Msg 8167, Level 16, State 1, Line 1 The type of column "FLAMMABLE" conflicts with the type of other columns specified in the UNPIVOT list. Now change the query as shown and re-run it. This time it will display correct results. SELECT Product_ID, Attribute, Attribute_Value FROM (SELECT PRODUCT_ID, STYLE, COLOR, CAST(FLAMMABLE AS VARCHAR(10)) as FLAMMABLE FROM dbo.product) P UNPIVOT ( ATTRIBUTE_VALUE FOR ATTRIBUTE IN ([STYLE],[COLOR],[FLAMMABLE]) ) as up Difference between two is marked in blue. In case of UNPIVOT relational operator, all the column should exactly be the same. i.e data type and length must match. Data Type and length of all the columns involved in UNPIVOT should match with the column having maximum length. This is true in case of data type bigint and int as well. Another major difference is, UNPIVOT does not return NULL data from the pivoted data while query using UNION ALL will return null data unless it is excluded using IS NOT NULL condition.
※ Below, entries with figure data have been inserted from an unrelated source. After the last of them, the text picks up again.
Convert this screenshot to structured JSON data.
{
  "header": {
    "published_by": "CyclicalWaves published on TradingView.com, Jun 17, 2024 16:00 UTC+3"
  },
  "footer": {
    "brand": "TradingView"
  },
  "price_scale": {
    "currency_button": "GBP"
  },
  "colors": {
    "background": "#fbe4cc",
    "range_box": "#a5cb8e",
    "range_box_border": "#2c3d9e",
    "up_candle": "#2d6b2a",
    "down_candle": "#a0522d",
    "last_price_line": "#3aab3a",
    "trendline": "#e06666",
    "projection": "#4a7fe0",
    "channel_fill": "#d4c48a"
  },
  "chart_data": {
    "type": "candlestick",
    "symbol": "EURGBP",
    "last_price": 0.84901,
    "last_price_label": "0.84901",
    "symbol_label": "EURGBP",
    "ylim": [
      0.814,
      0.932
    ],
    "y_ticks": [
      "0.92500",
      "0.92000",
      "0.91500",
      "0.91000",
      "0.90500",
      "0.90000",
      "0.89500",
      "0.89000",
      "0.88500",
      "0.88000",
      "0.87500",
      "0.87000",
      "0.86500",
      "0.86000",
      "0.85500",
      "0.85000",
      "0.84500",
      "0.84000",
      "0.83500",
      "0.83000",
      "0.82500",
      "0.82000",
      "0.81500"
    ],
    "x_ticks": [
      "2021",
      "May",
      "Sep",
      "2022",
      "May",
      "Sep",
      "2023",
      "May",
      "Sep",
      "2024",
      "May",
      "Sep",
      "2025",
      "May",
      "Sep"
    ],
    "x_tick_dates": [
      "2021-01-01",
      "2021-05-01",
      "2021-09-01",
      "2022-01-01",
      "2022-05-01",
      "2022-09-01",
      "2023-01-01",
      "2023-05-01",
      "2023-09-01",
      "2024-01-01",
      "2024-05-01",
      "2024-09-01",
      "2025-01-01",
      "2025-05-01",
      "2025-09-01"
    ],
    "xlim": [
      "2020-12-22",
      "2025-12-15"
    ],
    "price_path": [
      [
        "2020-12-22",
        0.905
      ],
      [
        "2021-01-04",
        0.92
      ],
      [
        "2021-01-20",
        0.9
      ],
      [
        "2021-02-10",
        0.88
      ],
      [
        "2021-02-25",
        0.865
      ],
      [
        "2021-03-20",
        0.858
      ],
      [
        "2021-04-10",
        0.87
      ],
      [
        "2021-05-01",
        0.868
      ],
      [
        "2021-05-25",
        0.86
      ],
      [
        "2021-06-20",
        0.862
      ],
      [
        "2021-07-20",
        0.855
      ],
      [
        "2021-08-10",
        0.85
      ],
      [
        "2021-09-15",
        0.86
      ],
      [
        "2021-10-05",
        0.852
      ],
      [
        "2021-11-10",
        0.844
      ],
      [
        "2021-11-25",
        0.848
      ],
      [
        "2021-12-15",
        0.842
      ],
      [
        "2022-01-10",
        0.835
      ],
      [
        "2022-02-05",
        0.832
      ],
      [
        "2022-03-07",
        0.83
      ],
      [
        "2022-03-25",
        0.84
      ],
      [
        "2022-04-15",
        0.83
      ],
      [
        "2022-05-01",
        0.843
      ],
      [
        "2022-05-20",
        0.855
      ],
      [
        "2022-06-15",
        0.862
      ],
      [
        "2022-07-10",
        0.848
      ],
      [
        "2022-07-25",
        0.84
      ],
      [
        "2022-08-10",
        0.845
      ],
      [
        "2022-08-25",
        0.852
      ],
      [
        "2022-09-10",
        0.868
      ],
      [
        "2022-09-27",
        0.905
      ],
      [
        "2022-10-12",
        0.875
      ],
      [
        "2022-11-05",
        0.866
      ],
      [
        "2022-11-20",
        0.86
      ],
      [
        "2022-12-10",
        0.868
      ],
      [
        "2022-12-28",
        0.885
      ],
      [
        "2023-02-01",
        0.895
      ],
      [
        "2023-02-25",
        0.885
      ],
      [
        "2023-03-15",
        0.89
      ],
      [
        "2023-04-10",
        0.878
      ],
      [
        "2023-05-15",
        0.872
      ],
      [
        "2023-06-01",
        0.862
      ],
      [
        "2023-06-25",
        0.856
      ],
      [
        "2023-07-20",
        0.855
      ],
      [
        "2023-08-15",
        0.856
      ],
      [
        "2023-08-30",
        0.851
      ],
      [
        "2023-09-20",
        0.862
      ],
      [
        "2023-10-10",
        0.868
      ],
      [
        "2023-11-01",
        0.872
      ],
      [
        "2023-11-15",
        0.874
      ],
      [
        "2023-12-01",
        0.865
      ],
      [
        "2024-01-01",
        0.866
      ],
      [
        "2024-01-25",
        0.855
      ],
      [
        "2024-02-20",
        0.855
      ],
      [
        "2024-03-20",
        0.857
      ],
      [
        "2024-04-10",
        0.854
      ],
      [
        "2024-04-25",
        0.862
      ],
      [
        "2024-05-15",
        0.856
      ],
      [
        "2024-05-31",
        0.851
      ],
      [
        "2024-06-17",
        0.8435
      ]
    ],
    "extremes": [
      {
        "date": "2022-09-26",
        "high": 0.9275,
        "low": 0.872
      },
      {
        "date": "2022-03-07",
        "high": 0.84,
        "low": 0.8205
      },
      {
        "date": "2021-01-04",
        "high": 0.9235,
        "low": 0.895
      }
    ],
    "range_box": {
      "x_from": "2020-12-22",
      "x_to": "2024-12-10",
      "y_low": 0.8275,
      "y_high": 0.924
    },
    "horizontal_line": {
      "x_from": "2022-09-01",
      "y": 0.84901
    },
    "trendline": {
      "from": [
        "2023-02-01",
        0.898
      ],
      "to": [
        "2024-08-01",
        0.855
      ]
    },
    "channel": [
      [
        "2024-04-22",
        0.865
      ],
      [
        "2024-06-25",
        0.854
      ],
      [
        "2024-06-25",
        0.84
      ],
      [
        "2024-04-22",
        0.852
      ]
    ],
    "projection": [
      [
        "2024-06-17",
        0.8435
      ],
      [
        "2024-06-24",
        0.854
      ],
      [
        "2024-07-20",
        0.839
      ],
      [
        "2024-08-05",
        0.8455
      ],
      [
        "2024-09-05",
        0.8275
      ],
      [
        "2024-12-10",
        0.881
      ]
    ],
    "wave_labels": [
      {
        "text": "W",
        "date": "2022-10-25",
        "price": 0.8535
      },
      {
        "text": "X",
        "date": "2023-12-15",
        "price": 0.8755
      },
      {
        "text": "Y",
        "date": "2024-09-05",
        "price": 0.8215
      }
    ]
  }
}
Summary In this paper, we have explained how we can perform pivoting and unpivoting in Oracle and SQLServer. There are various ways of doing pivoting from which we have shown only 1 way of doing static pivoting for Oracle and DB2 LUW. For SQL Server, we have shown two different approaches: one using the traditional CASE/ GROUP BY syntax and another one using PIVOT/UNPIVOT relational operator introduced in SQLServer 2005. We hope that this will help you in your routine day to day work.